LXXII. Не лучше и те, которые можно вывести из характера времени и эпохи, чем предыдущие из характера страны и нации; ибо в ту эпоху знание как времени, так и мира было ограниченным и скудным, что является одним из худших зол для тех, кто полагается исключительно на опыт — у них не было тысячи лет истории, достойной этого имени, а лишь басни и древние предания; они были знакомы лишь с малой частью регионов и стран мира, ибо они без разбора называли все народы, расположенные далеко на севере, скифами, все те, что на западе, кельтами; они ничего не знали об Африке, кроме ближайшей части Эфиопии, или об Азии за Гангом, и даже не слышали никакого верного и ясного предания о регионах Нового Света. Кроме того, огромное количество климатов и зон, в которых живут и дышат бесчисленные народы, были объявлены ими необитаемыми; более того, путешествия Демокрита, Платона и Пифагора, которые не были обширными, а скорее простыми экскурсиями из дома, считались чем-то огромным. Но в наши времена многие части Нового Света и каждая оконечность Старого хорошо известны, и масса экспериментов бесконечно увеличилась; поэтому, если бы внешние признаки брались из времени рождения или порождения (как в астрологии), ничего необычного нельзя было бы предсказать об этих ранних системах философии.
LXXIII. Из всех признаков нет более верного или достойного, чем тот, который заключается в произведенных плодах, ибо плоды и эффекты являются поручителями и доказательствами, так сказать, истинности философии. Теперь, из систем греков и их подчиненных делений в отдельных отраслях наук в течение столь долгого периода едва ли можно выбрать один-единственный эксперимент, который имел бы тенденцию возвысить или помочь человечеству и мог бы быть справедливо отнесен к спекуляциям и доктринам их философии. Цельс откровенно и мудро признается в этом, когда замечает, что эксперименты были впервые открыты в медицине и что люди впоследствии строили на них свои философские системы и искали и назначали причины, вместо обратного метода открытия и выведения экспериментов из философии и знания причин; поэтому неудивительно, что египтяне (которые воздавали божественные и священные почести авторам новых изобретений) освятили больше изображений животных, чем людей, ибо животные своим естественным инстинктом сделали много открытий, в то время как люди извлекли лишь немногие из дискуссий и выводов разума.

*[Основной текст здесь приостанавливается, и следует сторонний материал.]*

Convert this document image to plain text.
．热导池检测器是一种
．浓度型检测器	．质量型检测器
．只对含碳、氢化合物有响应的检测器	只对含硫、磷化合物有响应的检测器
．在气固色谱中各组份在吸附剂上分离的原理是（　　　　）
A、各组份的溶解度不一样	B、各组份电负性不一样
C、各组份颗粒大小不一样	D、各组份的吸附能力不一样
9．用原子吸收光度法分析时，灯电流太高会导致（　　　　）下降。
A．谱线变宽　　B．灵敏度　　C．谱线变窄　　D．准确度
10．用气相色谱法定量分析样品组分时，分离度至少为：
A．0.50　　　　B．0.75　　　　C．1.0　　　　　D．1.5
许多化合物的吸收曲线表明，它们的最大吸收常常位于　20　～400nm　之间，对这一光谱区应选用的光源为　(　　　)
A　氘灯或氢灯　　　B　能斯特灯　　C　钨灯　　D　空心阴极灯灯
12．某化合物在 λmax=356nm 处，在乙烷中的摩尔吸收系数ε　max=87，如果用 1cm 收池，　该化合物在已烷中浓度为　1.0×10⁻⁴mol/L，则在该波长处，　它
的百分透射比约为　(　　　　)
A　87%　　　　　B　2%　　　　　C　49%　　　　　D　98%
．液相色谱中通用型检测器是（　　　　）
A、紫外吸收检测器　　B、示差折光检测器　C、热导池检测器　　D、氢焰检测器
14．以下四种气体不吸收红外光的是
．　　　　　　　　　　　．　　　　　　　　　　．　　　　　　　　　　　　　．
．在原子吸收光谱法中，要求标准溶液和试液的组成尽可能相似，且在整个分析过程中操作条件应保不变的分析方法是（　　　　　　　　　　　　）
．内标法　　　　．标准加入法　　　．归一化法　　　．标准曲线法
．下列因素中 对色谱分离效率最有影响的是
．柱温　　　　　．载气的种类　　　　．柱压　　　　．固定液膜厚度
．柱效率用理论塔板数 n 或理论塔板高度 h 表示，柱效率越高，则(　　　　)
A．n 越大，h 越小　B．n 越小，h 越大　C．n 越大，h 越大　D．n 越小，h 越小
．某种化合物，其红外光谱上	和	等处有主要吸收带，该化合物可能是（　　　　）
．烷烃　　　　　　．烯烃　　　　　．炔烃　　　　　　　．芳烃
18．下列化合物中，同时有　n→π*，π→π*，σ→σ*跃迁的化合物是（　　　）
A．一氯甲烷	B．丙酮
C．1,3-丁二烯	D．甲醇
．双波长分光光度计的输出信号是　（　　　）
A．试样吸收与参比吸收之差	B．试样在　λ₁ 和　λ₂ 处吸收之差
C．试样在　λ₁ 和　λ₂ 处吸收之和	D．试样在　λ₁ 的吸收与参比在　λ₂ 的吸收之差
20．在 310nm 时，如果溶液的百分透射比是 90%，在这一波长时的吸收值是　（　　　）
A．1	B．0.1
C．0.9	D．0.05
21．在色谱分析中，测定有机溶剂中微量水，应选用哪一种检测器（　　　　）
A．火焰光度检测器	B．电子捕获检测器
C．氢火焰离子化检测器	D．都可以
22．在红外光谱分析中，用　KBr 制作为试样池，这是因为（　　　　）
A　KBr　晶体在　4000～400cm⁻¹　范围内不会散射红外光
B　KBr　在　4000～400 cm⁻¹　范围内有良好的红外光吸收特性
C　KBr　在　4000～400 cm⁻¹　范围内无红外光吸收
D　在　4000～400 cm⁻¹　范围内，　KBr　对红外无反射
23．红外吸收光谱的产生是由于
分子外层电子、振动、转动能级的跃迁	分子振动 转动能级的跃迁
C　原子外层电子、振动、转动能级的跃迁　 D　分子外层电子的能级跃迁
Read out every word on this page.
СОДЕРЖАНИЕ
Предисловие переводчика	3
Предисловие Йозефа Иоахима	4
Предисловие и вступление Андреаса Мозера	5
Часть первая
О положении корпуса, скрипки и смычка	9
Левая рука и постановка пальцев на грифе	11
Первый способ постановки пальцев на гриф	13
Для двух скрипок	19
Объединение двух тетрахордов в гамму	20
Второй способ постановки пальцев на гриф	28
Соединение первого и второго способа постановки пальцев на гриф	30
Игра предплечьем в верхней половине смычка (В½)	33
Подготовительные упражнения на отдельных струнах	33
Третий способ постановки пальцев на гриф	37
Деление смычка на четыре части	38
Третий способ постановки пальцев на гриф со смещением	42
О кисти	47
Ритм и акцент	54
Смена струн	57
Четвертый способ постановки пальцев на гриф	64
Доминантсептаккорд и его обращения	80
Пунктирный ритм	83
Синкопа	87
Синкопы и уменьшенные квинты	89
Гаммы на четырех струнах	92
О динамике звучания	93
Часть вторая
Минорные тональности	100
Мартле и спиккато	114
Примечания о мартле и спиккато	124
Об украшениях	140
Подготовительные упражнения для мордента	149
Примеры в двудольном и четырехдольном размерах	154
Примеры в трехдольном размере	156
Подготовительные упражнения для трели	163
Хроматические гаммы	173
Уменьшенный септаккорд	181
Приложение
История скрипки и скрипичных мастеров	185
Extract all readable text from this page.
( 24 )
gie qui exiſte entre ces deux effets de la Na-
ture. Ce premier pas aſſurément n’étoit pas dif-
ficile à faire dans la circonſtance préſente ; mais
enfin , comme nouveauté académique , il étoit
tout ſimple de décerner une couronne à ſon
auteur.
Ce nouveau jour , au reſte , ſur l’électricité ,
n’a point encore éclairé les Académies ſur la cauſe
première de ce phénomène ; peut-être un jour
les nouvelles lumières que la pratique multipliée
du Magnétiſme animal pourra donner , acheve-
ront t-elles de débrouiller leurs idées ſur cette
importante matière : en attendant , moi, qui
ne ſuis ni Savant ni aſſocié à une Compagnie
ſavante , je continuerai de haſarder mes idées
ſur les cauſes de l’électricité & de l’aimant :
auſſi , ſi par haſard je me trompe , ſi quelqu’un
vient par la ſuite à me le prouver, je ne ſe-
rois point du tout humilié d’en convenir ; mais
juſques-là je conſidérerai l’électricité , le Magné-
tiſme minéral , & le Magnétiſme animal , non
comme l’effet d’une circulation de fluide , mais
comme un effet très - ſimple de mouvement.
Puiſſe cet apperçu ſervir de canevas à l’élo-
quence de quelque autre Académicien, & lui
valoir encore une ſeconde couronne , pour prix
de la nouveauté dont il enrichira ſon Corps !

Усердие алхимиков произвело некоторый эффект, однако случайно и по воле случая, или от изменения своих экспериментов (как это делают и механики), а не от какого-либо регулярного искусства или теории, теория, которую они вообразили, скорее стремилась нарушить, чем помочь эксперименту. Те также, кто занимался естественной магией (как они ее называют), сделали лишь немногие открытия, и те незначительные и граничащие с обманом; по этой причине, подобно тому как религия предостерегает нас показывать свою веру делами, мы можем очень правильно применить этот принцип к философии и судить о ней по ее делам, считая бесполезным то, что непродуктивно, и еще более того, если вместо винограда и оливок она приносит лишь чертополох и тернии споров и раздоров.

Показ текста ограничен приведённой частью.